2023-05-17 18:18:49,293 INFO:   Monitoring returned

GPT-J PyTorch

GPT-J [github] is an auto-regressive language model created by EleutherAI. This PyTorch GPT-J 6B parameter pretraining sample uses 2 CS2s.

First, source a Cerebras PyTorch virtual environment.

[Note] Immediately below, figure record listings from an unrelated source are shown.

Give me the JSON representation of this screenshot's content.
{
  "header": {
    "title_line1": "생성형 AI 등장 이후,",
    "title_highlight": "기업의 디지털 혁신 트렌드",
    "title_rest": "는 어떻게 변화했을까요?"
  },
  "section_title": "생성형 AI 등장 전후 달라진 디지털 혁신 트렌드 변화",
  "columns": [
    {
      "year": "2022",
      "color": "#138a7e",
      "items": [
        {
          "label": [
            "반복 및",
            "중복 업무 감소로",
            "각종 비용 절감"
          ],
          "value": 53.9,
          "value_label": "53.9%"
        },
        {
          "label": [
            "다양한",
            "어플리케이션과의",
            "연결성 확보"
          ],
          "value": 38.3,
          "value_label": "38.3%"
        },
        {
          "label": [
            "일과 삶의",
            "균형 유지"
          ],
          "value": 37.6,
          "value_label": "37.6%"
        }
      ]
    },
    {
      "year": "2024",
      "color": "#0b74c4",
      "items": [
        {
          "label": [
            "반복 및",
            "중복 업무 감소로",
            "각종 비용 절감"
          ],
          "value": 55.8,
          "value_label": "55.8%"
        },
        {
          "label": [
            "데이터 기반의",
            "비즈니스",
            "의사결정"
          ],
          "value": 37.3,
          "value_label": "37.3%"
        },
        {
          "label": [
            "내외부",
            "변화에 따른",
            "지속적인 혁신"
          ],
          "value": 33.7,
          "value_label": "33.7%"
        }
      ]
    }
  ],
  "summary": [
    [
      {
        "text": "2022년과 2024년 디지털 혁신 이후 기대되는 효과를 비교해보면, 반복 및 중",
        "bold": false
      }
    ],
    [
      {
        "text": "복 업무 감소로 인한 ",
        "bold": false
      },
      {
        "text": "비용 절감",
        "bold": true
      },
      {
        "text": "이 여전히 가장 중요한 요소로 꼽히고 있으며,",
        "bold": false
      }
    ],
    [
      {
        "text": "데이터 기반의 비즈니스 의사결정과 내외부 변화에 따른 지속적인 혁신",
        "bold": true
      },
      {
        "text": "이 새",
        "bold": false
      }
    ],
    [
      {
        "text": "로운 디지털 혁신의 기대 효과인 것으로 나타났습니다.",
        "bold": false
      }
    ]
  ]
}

source ~/R_1.9.1/venv_pt/bin/activate

Then

cd ~/R_1.9.1/modelzoo/modelzoo/transformers/pytorch/gptj
cp /software/cerebras/dataset/gptj/params_gptj_6B_sampleds.yaml configs/params_gptj_6B_sampleds.yaml
export MODEL_DIR=model_dir_gptj
if [ -d "$MODEL_DIR" ]; then rm -Rf $MODEL_DIR; fi
python run.py CSX --job_labels name=gptj_pt --params configs/params_gptj_6B_sampleds.yaml --num_csx=2 --mode train --model_dir $MODEL_DIR --mount_dirs /home/ /software --python_paths /home/$(whoami)/R_1.9.1/modelzoo/ --compile_dir $(whoami) |& tee mytest.log

The last parts of the output should resemble the following:

2023-05-17 18:44:38,290 INFO:   Finished sending initial weights
2023-05-17 18:51:03,551 INFO:   | Train Device=xla:0, Step=100, Loss=8.46875, Rate=33.83 samples/sec, GlobalRate=33.83 samples/sec
2023-05-17 18:57:26,199 INFO:   | Train Device=xla:0, Step=200, Loss=8.06250, Rate=33.92 samples/sec, GlobalRate=33.90 samples/sec
2023-05-17 19:03:48,354 INFO:   | Train Device=xla:0, Step=300, Loss=7.71875, Rate=33.98 samples/sec, GlobalRate=33.94 samples/sec
2023-05-17 19:10:10,299 INFO:   | Train Device=xla:0, Step=400, Loss=7.46875, Rate=34.01 samples/sec, GlobalRate=33.96 samples/sec
2023-05-17 19:16:32,156 INFO:   | Train Device=xla:0, Step=500, Loss=7.21875, Rate=34.03 samples/sec, GlobalRate=33.98 samples/sec
2023-05-17 19:16:32,157 INFO:   Saving checkpoint at global step 500
2023-05-17 19:27:12,834 INFO:   Saving step 500 in dataloader checkpoint
2023-05-17 19:27:13,435 INFO:   Saved checkpoint at global step: 500
2023-05-17 19:27:13,436 INFO:   Training Complete. Completed 65000 sample(s) in 2554.1804394721985 seconds.